Update (1:54 p.m. EST): Politico's Dylan Byers poured cold water on the story after receiving a couple messages from Reuters staffers who wrote in to say the Financial Times acquisition rumor's old and not very reliable:

"That rumor has been around for years," one senior staffer told me. "Wolff hedges quite a bit... It appears he says with some certainty that talks are now on, then says it's very informal, then says it might not amount to anything."

"Some version of the FT rumor has been floating around for a long time," another wrote. "Much depends on what the selling price would be, and whether the Thomson Reuters board and shareholders, who've been dealing with an underperforming stock for some time, would be willing to support it."

Original: A minor slip-up in Michael Wolff's latest Guardian column about a possible Reuters deal to acquire British business daily The Financial Times would still make us pretty nervous to dine with the columnist -- not that we've been invited.

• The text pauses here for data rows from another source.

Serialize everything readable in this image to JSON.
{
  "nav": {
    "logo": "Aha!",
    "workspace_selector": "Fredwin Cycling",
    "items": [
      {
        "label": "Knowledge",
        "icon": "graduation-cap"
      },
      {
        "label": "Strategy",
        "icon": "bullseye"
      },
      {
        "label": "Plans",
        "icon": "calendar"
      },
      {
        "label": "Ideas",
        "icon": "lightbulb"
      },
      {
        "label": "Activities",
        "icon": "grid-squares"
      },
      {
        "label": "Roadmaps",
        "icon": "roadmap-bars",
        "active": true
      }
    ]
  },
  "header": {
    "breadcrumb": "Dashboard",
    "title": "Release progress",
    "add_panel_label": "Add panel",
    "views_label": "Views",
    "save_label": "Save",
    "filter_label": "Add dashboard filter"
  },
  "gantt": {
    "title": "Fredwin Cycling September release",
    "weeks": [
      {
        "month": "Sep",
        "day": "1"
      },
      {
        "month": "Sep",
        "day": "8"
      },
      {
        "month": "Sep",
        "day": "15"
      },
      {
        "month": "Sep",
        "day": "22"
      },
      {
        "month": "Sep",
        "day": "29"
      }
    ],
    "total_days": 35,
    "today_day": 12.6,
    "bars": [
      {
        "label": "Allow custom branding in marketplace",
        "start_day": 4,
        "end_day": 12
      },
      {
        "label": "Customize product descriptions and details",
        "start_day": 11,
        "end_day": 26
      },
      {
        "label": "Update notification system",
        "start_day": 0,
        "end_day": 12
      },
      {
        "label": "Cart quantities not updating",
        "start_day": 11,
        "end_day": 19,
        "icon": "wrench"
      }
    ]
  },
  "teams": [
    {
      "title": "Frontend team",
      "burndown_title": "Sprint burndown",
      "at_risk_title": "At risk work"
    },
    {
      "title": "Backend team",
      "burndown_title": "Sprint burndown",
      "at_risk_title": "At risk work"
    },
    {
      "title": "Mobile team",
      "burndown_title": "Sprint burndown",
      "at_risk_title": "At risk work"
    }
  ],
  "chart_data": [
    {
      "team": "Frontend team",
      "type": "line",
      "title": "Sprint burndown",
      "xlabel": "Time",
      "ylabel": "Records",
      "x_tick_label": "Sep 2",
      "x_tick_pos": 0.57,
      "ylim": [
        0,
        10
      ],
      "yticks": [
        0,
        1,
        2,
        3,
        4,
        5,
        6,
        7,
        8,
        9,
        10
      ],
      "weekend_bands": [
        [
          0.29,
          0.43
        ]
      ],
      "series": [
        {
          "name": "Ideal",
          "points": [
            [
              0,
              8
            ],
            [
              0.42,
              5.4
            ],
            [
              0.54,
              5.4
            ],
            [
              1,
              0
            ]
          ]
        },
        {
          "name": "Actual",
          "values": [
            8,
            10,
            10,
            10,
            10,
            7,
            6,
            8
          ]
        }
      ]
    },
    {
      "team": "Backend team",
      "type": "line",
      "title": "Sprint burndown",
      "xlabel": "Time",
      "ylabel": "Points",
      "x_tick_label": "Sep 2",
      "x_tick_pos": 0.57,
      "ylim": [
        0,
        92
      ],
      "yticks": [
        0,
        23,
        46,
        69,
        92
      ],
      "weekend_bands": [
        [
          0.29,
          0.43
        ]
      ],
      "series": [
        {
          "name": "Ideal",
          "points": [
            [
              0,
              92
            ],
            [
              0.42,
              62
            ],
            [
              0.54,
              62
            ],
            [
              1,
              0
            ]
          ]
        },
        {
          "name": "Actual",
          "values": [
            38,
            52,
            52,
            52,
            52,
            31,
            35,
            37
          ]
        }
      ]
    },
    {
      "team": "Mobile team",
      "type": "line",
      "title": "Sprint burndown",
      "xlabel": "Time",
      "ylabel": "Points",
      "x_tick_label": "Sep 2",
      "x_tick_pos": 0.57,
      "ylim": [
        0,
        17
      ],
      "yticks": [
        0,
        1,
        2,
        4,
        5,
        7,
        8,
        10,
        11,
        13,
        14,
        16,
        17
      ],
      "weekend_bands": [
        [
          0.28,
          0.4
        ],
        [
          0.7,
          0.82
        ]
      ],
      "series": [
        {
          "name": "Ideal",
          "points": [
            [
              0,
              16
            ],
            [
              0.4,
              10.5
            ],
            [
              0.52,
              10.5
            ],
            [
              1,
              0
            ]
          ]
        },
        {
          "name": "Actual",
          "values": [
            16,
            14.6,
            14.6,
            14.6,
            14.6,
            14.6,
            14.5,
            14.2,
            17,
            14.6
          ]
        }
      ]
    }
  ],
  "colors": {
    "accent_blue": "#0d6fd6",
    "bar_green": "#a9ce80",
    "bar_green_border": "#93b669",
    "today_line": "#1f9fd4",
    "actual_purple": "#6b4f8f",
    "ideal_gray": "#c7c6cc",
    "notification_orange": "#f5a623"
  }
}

Wolff wrote that he came across this piece of media gossip during lunch. Wolff doesn't have much other reporting to back up his claim that the recently high-spending news wire is interested in setting up a rival to The Wall Street Journal. But we noticed that he tried to disguise his dining companion's gender: "I should qualify my source: he or she is not from the deal-making side (where they keep their mouths shut or, at least, more carefully confide), but someone likely to be consulted by the deal-making side. My source, by the way, has been usefully loose-lipped before, when in the woe-is-me-what's-going-to-happen-to-us mood of so many media people." Putting the burning-your-source-as-a-blabbermouth aside for the moment, notice that later in the column Wolff uses a male pronoun: "True, my companion clearly wishes for an FT or WSJ acquisition by Thomson Reuters to be true; so wishfulness may be coloring his sense of corporate ambition and the likelihood of a transaction." Again, it's a totally minor slip-up, but perhaps enough to worry the person whose identity was trying to be kept secret (at least it would worry us). And other readers certainly picked up on the looseness of the conversation. "Your friend might want to drink a bit less wine at lunchtime if he's prone to revealing such confidential information," one wrote. And Wolff's going to want to get ahold of his pronouns before any second lunch date.